A Delta Electronics industrial control system (ICS) software package is being actively targeted according to CISA, which has added 10 new vulnerabilities to its KEV catalogue, including four critical vulns.
CVE-2021-38406, affecting Delta’s DOPSoft 2 software, was first reported in April 2021; improper validation of user-supplied data can allow out-of-bounds writes, potentially allowing code execution.
While the vuln, rated as 7.8 (high), is less severe than some others newly added to the CISA KEV catalogue, the potential for attackers to infiltrate ICSs makes this issue highly notable.The risks from infiltration of industrial systems and operational technology (OT) has become an increasing concern due to the escalating volume of cyber attacks against industrial organisations such as utilities.
The recent hack of South Staffs Water by ransomware group Clop is a case in point: while the company claimed its SCADA systems were unaffected, security researcher Kevin Beaumont's analysis of the Clop data dump suggests they did access control systems. This would have potentially allowed them to affect water supplies, although there is no evidence they did; The Stack has contacted South Staffs Water for comment.
According to a Kaspersky report, almost 40% of industrial control systems were targeted by attackers in the second half of 2021, although these attacks mostly consisted of stealing credentials, deploying spyware, or dropping cryptocurrency mining software - rather than seeking to control industrial systems. Attacks which actually affect physical environments are rare, but - like the recent attack on an Iranian foundry - can have significant consequences.
What is CVE-2021-38406?
The software affected by CVE-2021-38406, DOPSoft, is used to program Delta's Human Machine Interface (HMI) devices, and can also communicate with other Delta software and hardware systems, albeit in limited ways. Based in Taiwan, Delta's ICS products are widely used in manufacturing and building automation.
Because of the way DOPSoft is used, actual exploitable situations involving the software are likely rare - but could result in very serious consequences if an attacker was able to make changes to HMI devices or other systems.
Security researchers who picked up on the KEV addition failed to find any details of how the vulnerability is being actively exploited. The most prominent recent reference to it is in a report from Palo Alto’s Unit 42 on exploits observed in the wild, published on 19 August – but while the Delta CVE is tagged in the article, it doesn’t provide any details as to how it is being exploited (in contrast to specific discussion of two-dozen other vulnerabilities).
The vulnerability only affects DOPSoft v2.00.07 and earlier. That version of the software was released in 2017, and the current DOPSoft is version 4. As the affected software is EOL, official advice is to stop using it – theoretically one of the easier fixes in the wider issues of Operational Technology security flaws, practically given complex dependencies and asset discovery issues in the operational technology space not always as simple as it sounds.
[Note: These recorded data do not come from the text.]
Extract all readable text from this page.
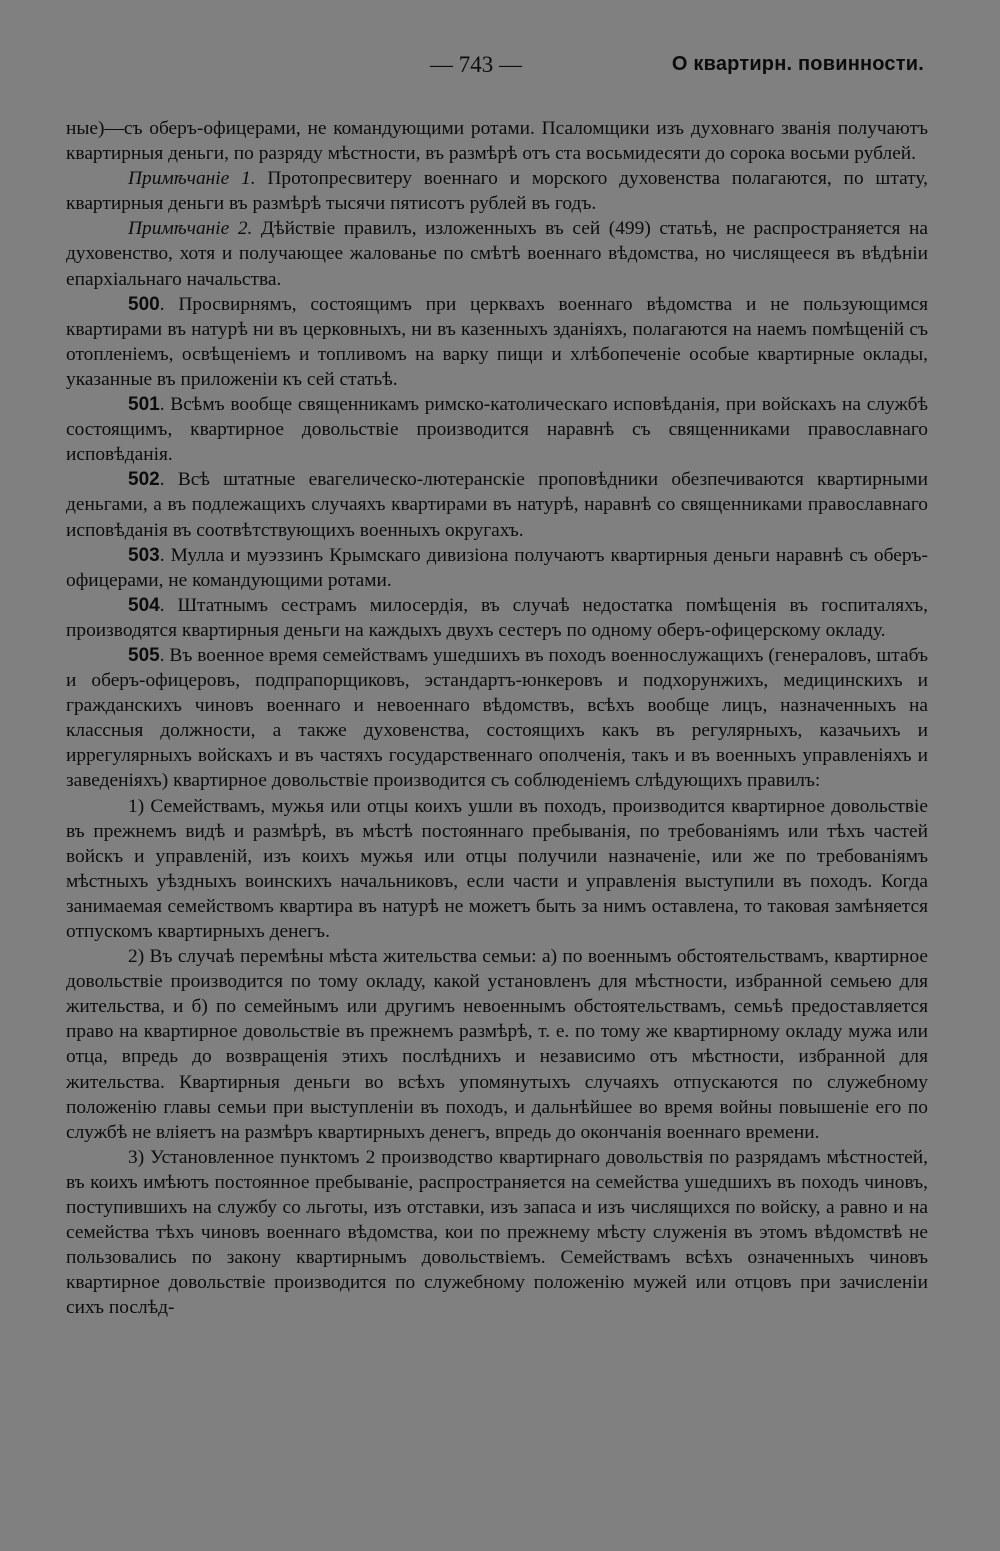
— 743 —	О квартирн. повинности.

ные)—съ оберъ-офицерами, не командующими ротами. Псаломщики изъ духовнаго званія получаютъ квартирныя деньги, по разряду мѣстности, въ размѣрѣ отъ ста восьмидесяти до сорока восьми рублей.

Примѣчаніе 1. Протопресвитеру военнаго и морского духовенства полагаются, по штату, квартирныя деньги въ размѣрѣ тысячи пятисотъ рублей въ годъ.

Примѣчаніе 2. Дѣйствіе правилъ, изложенныхъ въ сей (499) статьѣ, не распространяется на духовенство, хотя и получающее жалованье по смѣтѣ военнаго вѣдомства, но числящееся въ вѣдѣніи епархіальнаго начальства.

500. Просвирнямъ, состоящимъ при церквахъ военнаго вѣдомства и не пользующимся квартирами въ натурѣ ни въ церковныхъ, ни въ казенныхъ зданіяхъ, полагаются на наемъ помѣщеній съ отопленіемъ, освѣщеніемъ и топливомъ на варку пищи и хлѣбопеченіе особые квартирные оклады, указанные въ приложеніи къ сей статьѣ.

501. Всѣмъ вообще священникамъ римско-католическаго исповѣданія, при войскахъ на службѣ состоящимъ, квартирное довольствіе производится наравнѣ съ священниками православнаго исповѣданія.

502. Всѣ штатные евагелическо-лютеранскіе проповѣдники обезпечиваются квартирными деньгами, а въ подлежащихъ случаяхъ квартирами въ натурѣ, наравнѣ со священниками православнаго исповѣданія въ соотвѣтствующихъ военныхъ округахъ.

503. Мулла и муэззинъ Крымскаго дивизіона получаютъ квартирныя деньги наравнѣ съ оберъ-офицерами, не командующими ротами.

504. Штатнымъ сестрамъ милосердія, въ случаѣ недостатка помѣщенія въ госпиталяхъ, производятся квартирныя деньги на каждыхъ двухъ сестеръ по одному оберъ-офицерскому окладу.

505. Въ военное время семействамъ ушедшихъ въ походъ военнослужащихъ (генераловъ, штабъ и оберъ-офицеровъ, подпрапорщиковъ, эстандартъ-юнкеровъ и подхорунжихъ, медицинскихъ и гражданскихъ чиновъ военнаго и невоеннаго вѣдомствъ, всѣхъ вообще лицъ, назначенныхъ на классныя должности, а также духовенства, состоящихъ какъ въ регулярныхъ, казачьихъ и иррегулярныхъ войскахъ и въ частяхъ государственнаго ополченія, такъ и въ военныхъ управленіяхъ и заведеніяхъ) квартирное довольствіе производится съ соблюденіемъ слѣдующихъ правилъ:

1) Семействамъ, мужья или отцы коихъ ушли въ походъ, производится квартирное довольствіе въ прежнемъ видѣ и размѣрѣ, въ мѣстѣ постояннаго пребыванія, по требованіямъ или тѣхъ частей войскъ и управленій, изъ коихъ мужья или отцы получили назначеніе, или же по требованіямъ мѣстныхъ уѣздныхъ воинскихъ начальниковъ, если части и управленія выступили въ походъ. Когда занимаемая семействомъ квартира въ натурѣ не можетъ быть за нимъ оставлена, то таковая замѣняется отпускомъ квартирныхъ денегъ.

2) Въ случаѣ перемѣны мѣста жительства семьи: а) по военнымъ обстоятельствамъ, квартирное довольствіе производится по тому окладу, какой установленъ для мѣстности, избранной семьею для жительства, и б) по семейнымъ или другимъ невоеннымъ обстоятельствамъ, семьѣ предоставляется право на квартирное довольствіе въ прежнемъ размѣрѣ, т. е. по тому же квартирному окладу мужа или отца, впредь до возвращенія этихъ послѣднихъ и независимо отъ мѣстности, избранной для жительства. Квартирныя деньги во всѣхъ упомянутыхъ случаяхъ отпускаются по служебному положенію главы семьи при выступленіи въ походъ, и дальнѣйшее во время войны повышеніе его по службѣ не вліяетъ на размѣръ квартирныхъ денегъ, впредь до окончанія военнаго времени.

3) Установленное пунктомъ 2 производство квартирнаго довольствія по разрядамъ мѣстностей, въ коихъ имѣютъ постоянное пребываніе, распространяется на семейства ушедшихъ въ походъ чиновъ, поступившихъ на службу со льготы, изъ отставки, изъ запаса и изъ числящихся по войску, а равно и на семейства тѣхъ чиновъ военнаго вѣдомства, кои по прежнему мѣсту служенія въ этомъ вѣдомствѣ не пользовались по закону квартирнымъ довольствіемъ. Семействамъ всѣхъ означенныхъ чиновъ квартирное довольствіе производится по служебному положенію мужей или отцовъ при зачисленіи сихъ послѣд-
The Stack has contacted Delta, Palo Alto and CISA for comment.
Along with the potentially worrying CVE-2021-38406, the new critical additions to the CISA KEV catalogue include CVE-2022-26352, a flaw in dotCMS 3.0, which can lead to RCE thanks to the ability to upload files with unsanitised file names, allowing attackers to save executable files in improper locations.
CVE-2022-24706 affects Apache CouchDB prior to version 3.2.2, allowing RCE on improperly secured default installations of the database. The NIST listing notes: “The CouchDB documentation has always made recommendations for properly securing an installation, including recommending using a firewall in front of all CouchDB installations.”
CVE-2022-24112 affects Apache APISIX, with attackers using the batch-requests plugin to bypass IP restrictions on the admin API. APISIX’s use of a default, built-in API token makes this more severe, allowing RCE – but even if this is changed, IP checks can still be bypassed.
CVE-2022-22963 details how in VMWare’s Spring Cloud Function a malicious Spring Expression can allow RCE, in versions 3.2.2, 3.1.6 and earlier, when using routing functionality. Upgrading to later versions of Spring Cloud Function mitigates the issue.
Other high-rated vulnerabilities which CISA says are now being actively exploited include a heap buffer overflow in Google Chrome’s WebRTC (CVE-2022-2294), the ability to view and delete database snapshots in Grafana (CVE-2021-39226), and sandbox escape in a wide variety of Apple software (CVE-2021-31010).
Two vulnerabilities in PEAR, the open-source PHP component repository, also made the KEV list: CVE-2020-36193 and CVE-2020-28949. Both rely on inadequate checking of filenames and symbolic links, enabling forbidden write operations.